Turning Toward Home Early


Today, finally, was the perfect day I'd been waiting for in which to take a walk. (Not that I should be waiting for perfect days to do anything--they are altogether far too rare.) 

But anyway, I headed out for the little half-block I told you about before, the tiny block where just five houses stand alone and face a field behind an old brick school.

It's only 3 1/2 blocks away and last autumn I walked there nearly everyday and even added a stroll through my favorite old-timey street, the tree-lined one next to ours. 

But today, uh-oh. I had to turn around for home before I even reached those five quaint houses because my lower back started hurting. For each step forward, that would mean just one more painful step I'd have to retrace back home.

My winter weight had gotten the best of me. Gah!

Well, I deserved that. After spending the whole winter hibernating in our cozy room with Tom watching movies and eating innumerable meals and snacks, well, what else did I expect? Especially considering I could feel the extra weight creeping upon me like a huge slug while I lolled there in my comfy pink floral chair all those weeks Tom was on medical leave.

So now I have a choice. I can curse myself, bog down in the mire of guilt and imagine that the whole town is chatting about what a heavy pig I have become and feel rushed to lose every ugly extra pound before April or--

I can accept this as a challenge to straighten-up and fly right and lose the weight slowly.

Years past, I used to live in the Land of Guilt. What a horrible place! That land is always cloudy and everything you do is done because of imagined voices. You wait until you feel absolutely horrible about yourself and you let that 'inspire' (yank, shove) you to make changes. You do what you do because you ought to and you should, and because you'll feel guilty if you do or guilty if you don't. 

Instead?

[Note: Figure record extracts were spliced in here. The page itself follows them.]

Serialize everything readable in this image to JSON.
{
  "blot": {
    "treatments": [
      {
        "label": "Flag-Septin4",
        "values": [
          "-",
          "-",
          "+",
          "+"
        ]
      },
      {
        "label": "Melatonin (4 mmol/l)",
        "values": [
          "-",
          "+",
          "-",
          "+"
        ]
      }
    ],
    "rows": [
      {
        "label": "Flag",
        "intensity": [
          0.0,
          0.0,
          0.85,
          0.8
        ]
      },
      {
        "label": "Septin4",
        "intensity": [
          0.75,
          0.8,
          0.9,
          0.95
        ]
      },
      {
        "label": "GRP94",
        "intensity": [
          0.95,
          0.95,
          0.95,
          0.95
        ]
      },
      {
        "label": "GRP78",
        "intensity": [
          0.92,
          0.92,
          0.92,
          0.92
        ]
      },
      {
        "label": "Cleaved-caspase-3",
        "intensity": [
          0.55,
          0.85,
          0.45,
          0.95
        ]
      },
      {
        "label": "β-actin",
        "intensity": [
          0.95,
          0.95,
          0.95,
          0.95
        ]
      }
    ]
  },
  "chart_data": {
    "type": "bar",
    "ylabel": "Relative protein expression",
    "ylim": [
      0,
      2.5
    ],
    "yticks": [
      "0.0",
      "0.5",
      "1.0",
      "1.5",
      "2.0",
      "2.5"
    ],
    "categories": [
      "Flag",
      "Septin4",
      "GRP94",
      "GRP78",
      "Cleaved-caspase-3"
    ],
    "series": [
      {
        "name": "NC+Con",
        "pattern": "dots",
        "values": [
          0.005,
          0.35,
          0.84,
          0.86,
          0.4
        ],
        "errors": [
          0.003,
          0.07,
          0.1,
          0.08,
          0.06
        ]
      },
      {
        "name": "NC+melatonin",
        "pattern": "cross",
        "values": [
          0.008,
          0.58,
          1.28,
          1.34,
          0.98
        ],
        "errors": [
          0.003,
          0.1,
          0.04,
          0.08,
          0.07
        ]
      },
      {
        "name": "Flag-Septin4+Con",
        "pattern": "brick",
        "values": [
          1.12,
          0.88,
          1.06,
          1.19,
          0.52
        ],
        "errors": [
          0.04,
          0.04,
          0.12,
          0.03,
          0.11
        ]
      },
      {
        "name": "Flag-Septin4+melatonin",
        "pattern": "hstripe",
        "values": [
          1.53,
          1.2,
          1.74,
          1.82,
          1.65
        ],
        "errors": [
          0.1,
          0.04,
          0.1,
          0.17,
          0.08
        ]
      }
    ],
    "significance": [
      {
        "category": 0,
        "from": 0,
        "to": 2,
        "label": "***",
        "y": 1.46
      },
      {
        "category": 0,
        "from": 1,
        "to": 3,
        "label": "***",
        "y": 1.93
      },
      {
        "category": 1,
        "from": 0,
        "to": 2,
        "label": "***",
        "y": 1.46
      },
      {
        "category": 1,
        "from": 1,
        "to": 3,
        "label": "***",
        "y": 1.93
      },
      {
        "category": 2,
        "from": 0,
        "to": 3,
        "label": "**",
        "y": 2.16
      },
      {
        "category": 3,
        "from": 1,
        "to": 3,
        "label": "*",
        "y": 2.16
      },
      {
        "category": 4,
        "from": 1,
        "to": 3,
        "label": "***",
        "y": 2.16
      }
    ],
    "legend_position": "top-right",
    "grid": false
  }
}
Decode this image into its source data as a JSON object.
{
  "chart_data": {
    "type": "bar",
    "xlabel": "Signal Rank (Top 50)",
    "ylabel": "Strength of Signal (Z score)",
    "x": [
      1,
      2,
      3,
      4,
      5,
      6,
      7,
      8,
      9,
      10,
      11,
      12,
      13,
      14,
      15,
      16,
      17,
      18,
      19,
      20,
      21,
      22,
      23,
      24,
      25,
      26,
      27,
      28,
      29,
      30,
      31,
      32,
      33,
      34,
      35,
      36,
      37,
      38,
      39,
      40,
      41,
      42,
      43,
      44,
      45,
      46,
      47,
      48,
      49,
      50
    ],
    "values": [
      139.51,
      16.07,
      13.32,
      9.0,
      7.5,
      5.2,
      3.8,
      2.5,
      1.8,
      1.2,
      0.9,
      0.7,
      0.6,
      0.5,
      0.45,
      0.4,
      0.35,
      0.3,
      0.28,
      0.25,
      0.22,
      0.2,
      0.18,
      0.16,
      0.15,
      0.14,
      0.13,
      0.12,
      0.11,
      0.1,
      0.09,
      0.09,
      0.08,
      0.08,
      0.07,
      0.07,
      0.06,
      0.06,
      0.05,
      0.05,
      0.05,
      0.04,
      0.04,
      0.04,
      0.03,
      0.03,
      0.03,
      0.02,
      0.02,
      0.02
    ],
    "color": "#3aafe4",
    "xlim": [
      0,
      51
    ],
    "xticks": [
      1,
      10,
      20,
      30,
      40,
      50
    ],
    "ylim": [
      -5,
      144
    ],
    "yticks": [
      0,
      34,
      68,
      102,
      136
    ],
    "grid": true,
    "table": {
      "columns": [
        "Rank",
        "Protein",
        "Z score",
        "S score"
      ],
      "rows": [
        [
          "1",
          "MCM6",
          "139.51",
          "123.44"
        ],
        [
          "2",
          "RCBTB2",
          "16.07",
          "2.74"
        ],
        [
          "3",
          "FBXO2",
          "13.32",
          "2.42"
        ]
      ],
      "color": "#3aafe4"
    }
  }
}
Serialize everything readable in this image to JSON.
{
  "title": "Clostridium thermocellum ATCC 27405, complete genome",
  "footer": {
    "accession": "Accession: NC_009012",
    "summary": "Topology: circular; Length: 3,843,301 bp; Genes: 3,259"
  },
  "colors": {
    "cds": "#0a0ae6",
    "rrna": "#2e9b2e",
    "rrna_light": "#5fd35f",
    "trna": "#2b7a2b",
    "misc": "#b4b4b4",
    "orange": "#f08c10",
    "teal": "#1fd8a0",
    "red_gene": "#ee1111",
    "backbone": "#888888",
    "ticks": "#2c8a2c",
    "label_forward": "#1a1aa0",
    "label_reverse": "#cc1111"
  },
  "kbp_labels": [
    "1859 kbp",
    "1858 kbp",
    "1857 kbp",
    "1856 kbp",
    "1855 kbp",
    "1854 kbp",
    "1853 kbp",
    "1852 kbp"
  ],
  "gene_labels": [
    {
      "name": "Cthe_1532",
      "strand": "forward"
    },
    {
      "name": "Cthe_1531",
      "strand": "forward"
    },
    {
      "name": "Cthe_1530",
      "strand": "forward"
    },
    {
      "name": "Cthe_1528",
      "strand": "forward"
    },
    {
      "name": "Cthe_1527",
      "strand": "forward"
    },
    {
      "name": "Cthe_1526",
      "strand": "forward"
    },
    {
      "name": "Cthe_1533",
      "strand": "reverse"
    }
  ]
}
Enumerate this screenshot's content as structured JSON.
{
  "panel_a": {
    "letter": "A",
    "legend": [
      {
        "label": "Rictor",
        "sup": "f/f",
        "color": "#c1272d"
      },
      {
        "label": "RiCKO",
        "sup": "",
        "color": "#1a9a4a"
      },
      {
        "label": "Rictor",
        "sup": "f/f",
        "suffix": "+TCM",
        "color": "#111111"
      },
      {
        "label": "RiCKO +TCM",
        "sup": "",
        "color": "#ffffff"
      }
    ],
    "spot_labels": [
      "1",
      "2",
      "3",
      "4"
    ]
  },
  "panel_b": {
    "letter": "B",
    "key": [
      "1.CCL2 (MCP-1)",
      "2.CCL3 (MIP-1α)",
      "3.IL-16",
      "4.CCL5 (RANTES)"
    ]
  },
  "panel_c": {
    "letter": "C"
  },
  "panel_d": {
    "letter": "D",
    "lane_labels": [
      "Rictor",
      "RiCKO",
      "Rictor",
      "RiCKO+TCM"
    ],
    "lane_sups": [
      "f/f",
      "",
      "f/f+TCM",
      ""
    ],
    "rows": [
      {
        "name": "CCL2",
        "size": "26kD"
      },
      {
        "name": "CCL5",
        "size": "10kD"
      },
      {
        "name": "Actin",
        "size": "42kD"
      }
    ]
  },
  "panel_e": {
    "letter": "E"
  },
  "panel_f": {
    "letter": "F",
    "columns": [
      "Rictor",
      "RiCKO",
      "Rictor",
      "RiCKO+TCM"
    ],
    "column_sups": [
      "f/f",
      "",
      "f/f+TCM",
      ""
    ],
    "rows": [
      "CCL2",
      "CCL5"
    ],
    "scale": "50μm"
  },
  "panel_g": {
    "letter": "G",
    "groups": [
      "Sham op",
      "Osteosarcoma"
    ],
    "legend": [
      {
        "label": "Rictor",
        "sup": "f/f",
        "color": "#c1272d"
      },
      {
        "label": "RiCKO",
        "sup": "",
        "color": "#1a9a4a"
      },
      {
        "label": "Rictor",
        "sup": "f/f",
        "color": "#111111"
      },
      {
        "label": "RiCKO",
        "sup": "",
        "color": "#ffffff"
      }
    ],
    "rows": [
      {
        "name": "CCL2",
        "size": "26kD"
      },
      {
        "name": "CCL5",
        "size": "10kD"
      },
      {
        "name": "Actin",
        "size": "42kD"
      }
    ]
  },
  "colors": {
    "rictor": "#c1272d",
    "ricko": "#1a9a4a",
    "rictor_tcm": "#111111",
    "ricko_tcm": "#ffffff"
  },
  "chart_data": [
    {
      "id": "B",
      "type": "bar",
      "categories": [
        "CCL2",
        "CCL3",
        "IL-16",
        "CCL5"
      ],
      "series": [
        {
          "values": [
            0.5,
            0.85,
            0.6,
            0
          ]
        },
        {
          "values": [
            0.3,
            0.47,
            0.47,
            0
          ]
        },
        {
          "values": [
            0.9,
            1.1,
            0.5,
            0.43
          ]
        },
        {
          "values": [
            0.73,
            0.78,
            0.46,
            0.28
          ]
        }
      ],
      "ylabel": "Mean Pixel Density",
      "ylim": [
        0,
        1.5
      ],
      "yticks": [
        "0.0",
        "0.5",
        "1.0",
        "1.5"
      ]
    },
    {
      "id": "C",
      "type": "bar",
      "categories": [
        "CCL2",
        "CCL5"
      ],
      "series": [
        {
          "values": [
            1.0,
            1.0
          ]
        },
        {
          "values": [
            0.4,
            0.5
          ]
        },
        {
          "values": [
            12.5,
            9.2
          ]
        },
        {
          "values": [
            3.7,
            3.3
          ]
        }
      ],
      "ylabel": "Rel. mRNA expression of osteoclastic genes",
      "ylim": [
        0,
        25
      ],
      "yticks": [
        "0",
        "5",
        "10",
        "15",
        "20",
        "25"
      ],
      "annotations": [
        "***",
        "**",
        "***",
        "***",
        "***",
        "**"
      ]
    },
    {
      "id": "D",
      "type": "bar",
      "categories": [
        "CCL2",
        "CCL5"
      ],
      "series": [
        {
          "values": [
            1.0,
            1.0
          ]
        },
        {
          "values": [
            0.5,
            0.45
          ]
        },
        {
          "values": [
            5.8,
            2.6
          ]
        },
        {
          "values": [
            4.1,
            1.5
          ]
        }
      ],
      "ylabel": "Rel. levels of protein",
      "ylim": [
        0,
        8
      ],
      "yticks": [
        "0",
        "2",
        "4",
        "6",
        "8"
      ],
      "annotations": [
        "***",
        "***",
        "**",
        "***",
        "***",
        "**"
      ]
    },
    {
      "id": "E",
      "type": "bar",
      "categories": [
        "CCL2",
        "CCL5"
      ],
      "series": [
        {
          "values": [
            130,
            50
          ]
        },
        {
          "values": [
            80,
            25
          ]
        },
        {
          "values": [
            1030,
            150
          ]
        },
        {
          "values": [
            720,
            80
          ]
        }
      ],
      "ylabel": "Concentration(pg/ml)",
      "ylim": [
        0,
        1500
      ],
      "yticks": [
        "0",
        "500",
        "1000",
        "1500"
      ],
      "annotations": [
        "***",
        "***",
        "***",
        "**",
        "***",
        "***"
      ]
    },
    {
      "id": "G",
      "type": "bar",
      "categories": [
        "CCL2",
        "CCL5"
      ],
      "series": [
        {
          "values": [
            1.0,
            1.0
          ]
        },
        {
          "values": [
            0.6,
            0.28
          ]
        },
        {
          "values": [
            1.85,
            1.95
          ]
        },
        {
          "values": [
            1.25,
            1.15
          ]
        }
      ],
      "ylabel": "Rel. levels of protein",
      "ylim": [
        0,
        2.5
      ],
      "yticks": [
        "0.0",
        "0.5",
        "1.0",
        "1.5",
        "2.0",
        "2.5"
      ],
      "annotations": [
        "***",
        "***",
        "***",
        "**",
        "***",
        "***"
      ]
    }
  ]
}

Instead you could do things simply because God thinks/doesn't think it's a good idea.

The challenge remains just that--a challenge--and not a Terrible, Horrible, No Good, Very Bad Problem.

And well, this time, I'll be losing this winter weight, strengthening my back slowly, simply because God thinks it's a good idea and I agree with Him. 

In fact, all-around, life on this side of The Land of Guilt is usually that simple, unless, of course, I choose to complicate it.